Introduction
“I sought
a dead man and found God.” With this enigmatic entry from 1970, the poet Anna
Kamienska summarizes the narrative thread that inadvertently gave shape to the
first volume of her Notebook, containing entries from 1965–1972. The Notebook,
she warns her Polish readers, is “not a memoir or diary by any stretch of the
imagination.” It grew, she explains,
from my
poetic rough drafts, from my habit of jotting down observations, thoughts,
snatches of poetry. I’ve also always taken notes from my reading, quotations,
ideas. Both these streams converged and grew into a sui generis account of my
inner life, written in shorthand, often in those approximations of sentences
called thoughts.
In her
introduction, Kamienska refuses to identify the crisis leading to the hardwon
faith that is the subject of so many later entries. The Notebook’s
first part, she comments noncommitally, “was written by a nonbeliever. But an
intellectual and spiritual turning point is followed by the drama of an
ever-changing, always embattled faith.” The transformation was in
fact triggered by the sudden death of her husband, the poet Jan Spiewak, who
died of cancer on December 22, 1967. This is the J. or Janek who appears in
several of the entries translated here. Kamienska had always been “a soul in
revolt, a spiritual quester” who “experienced every wrong the world committed
intensely” from the start, as her childhood friend, the poet Julia Hartwig,
recalls. The trauma of her husband’s death turned this quest into the purpose
of both her poetry and her life.
The
fascination with mysticism of all shapes, with archaic religions and folk cultures,
that her earlier writing betrays becomes explicitly Christian in the later
work, though it never takes a settled, comfortable shape. The intellectual
breadth, relentless self-testing, and passionate introspection that mark her Notebook make
her one of the great poet-mystics of postwar Poland.
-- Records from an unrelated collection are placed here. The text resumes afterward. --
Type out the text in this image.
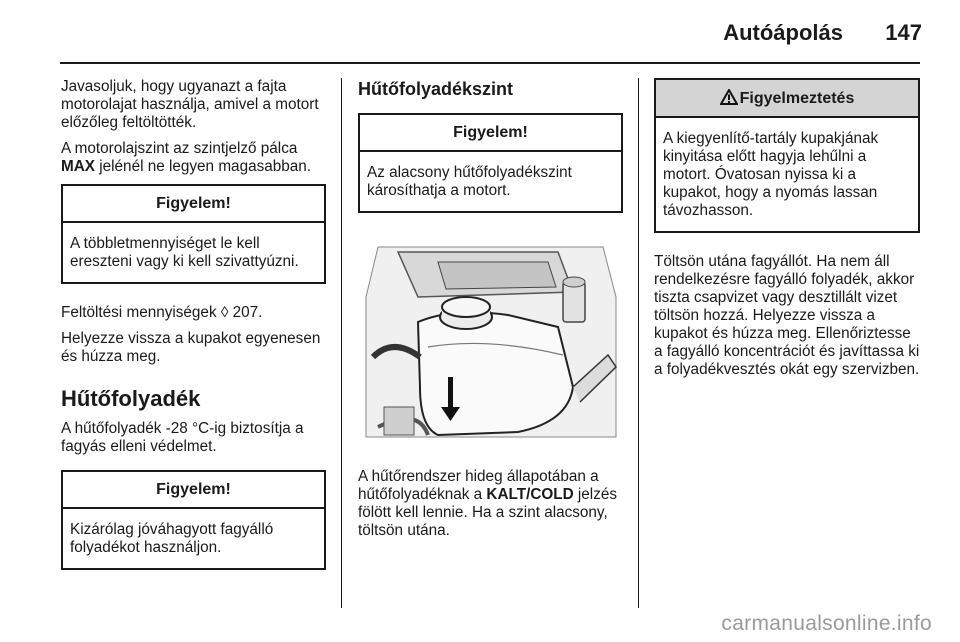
Autóápolás 147

Javasoljuk, hogy ugyanazt a fajta motorolajat használja, amivel a motort előzőleg feltöltötték.

A motorolajszint az szintjelző pálca
MAX jelénél ne legyen magasabban.

Figyelem!
A többletmennyiséget le kell ereszteni vagy ki kell szivattyúzni.

Feltöltési mennyiségek ◊ 207.

Helyezze vissza a kupakot egyenesen és húzza meg.

Hűtőfolyadék

A hűtőfolyadék -28 °C-ig biztosítja a fagyás elleni védelmet.

Figyelem!
Kizárólag jóváhagyott fagyálló folyadékot használjon.
Hűtőfolyadékszint
Figyelem!
Az alacsony hűtőfolyadékszint károsíthatja a motort.

A hűtőrendszer hideg állapotában a hűtőfolyadéknak a KALT/COLD jelzés fölött kell lennie. Ha a szint alacsony, töltsön utána.

Figyelmeztetés
A kiegyenlítő-tartály kupakjának kinyitása előtt hagyja lehűlni a motort. Óvatosan nyissa ki a kupakot, hogy a nyomás lassan távozhasson.

Töltsön utána fagyállót. Ha nem áll rendelkezésre fagyálló folyadék, akkor tiszta csapvizet vagy desztillált vizet töltsön hozzá. Helyezze vissza a kupakot és húzza meg. Ellenőriztesse a fagyálló koncentrációt és javíttassa ki a folyadékvesztés okát egy szervizben.

carmanualsonline.info
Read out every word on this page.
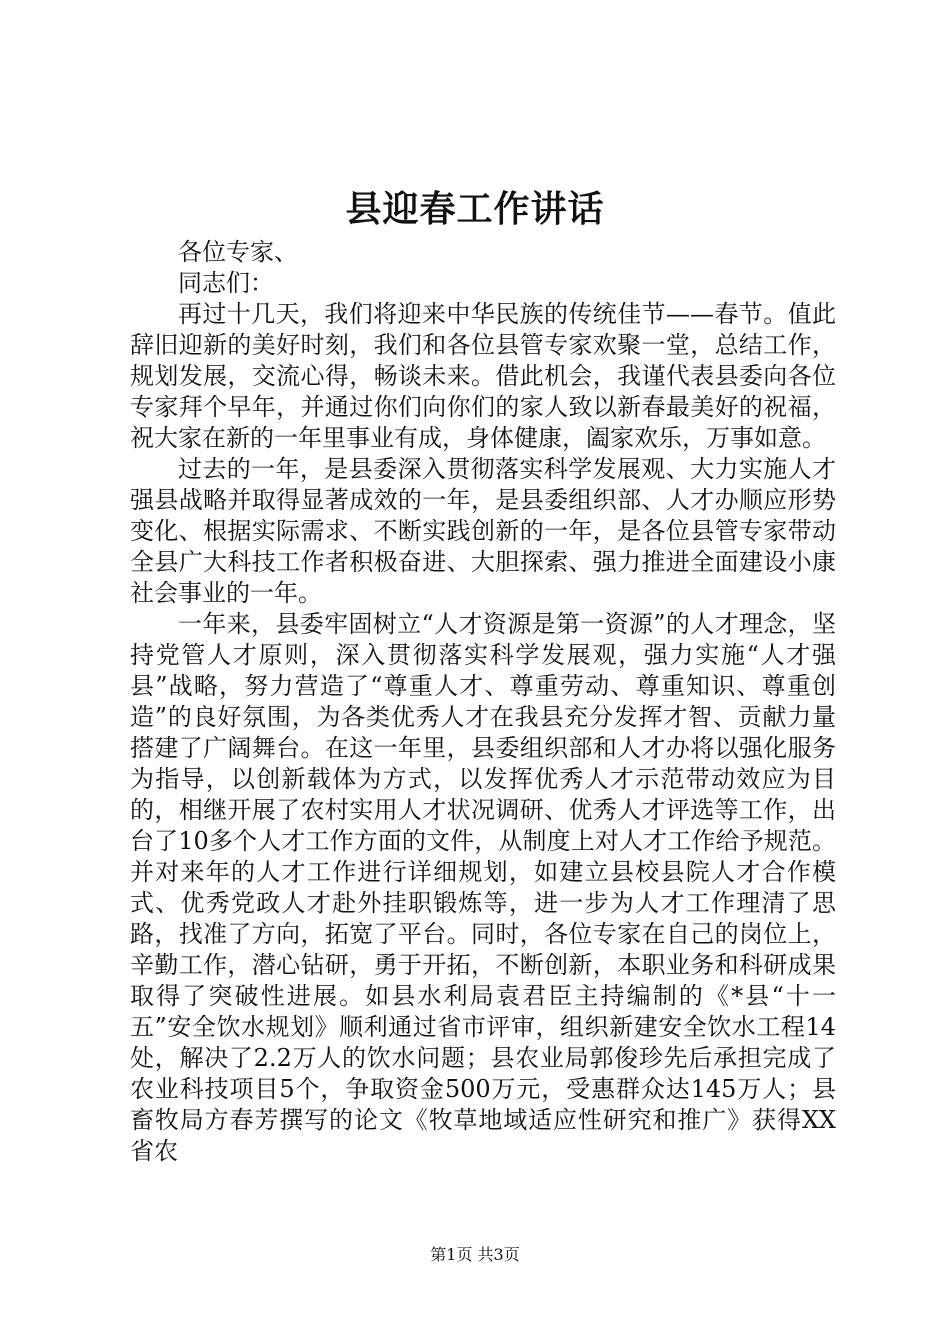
县迎春工作讲话

各位专家、

同志们：

再过十几天，我们将迎来中华民族的传统佳节——春节。值此辞旧迎新的美好时刻，我们和各位县管专家欢聚一堂，总结工作，规划发展，交流心得，畅谈未来。借此机会，我谨代表县委向各位专家拜个早年，并通过你们向你们的家人致以新春最美好的祝福，祝大家在新的一年里事业有成，身体健康，阖家欢乐，万事如意。

过去的一年，是县委深入贯彻落实科学发展观、大力实施人才强县战略并取得显著成效的一年，是县委组织部、人才办顺应形势变化、根据实际需求、不断实践创新的一年，是各位县管专家带动全县广大科技工作者积极奋进、大胆探索、强力推进全面建设小康社会事业的一年。

一年来，县委牢固树立“人才资源是第一资源”的人才理念，坚持党管人才原则，深入贯彻落实科学发展观，强力实施“人才强县”战略，努力营造了“尊重人才、尊重劳动、尊重知识、尊重创造”的良好氛围，为各类优秀人才在我县充分发挥才智、贡献力量搭建了广阔舞台。在这一年里，县委组织部和人才办将以强化服务为指导，以创新载体为方式，以发挥优秀人才示范带动效应为目的，相继开展了农村实用人才状况调研、优秀人才评选等工作，出台了10多个人才工作方面的文件，从制度上对人才工作给予规范。并对来年的人才工作进行详细规划，如建立县校县院人才合作模式、优秀党政人才赴外挂职锻炼等，进一步为人才工作理清了思路，找准了方向，拓宽了平台。同时，各位专家在自己的岗位上，辛勤工作，潜心钻研，勇于开拓，不断创新，本职业务和科研成果取得了突破性进展。如县水利局袁君臣主持编制的《*县“十一五”安全饮水规划》顺利通过省市评审，组织新建安全饮水工程14处，解决了2.2万人的饮水问题；县农业局郭俊珍先后承担完成了农业科技项目5个，争取资金500万元，受惠群众达145万人；县畜牧局方春芳撰写的论文《牧草地域适应性研究和推广》获得XX省农

第1页 共3页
They may also explain why
she never achieved the popularity of her close friend, the far more accessible
poet Father Jan Twardowski, who appears in many of her entries. Her beloved
husband remained her muse until her own death in 1986. In one late entry she
recalls her many visits to his grave with Twardowski:
We’ve been
walking among these graves for ten years now. Father Jan put a bunch of lilacs
on Janek’s grave. I was surprised that lilacs still exist. We come and go, but
the flowers remain the same and continue to bear the same names.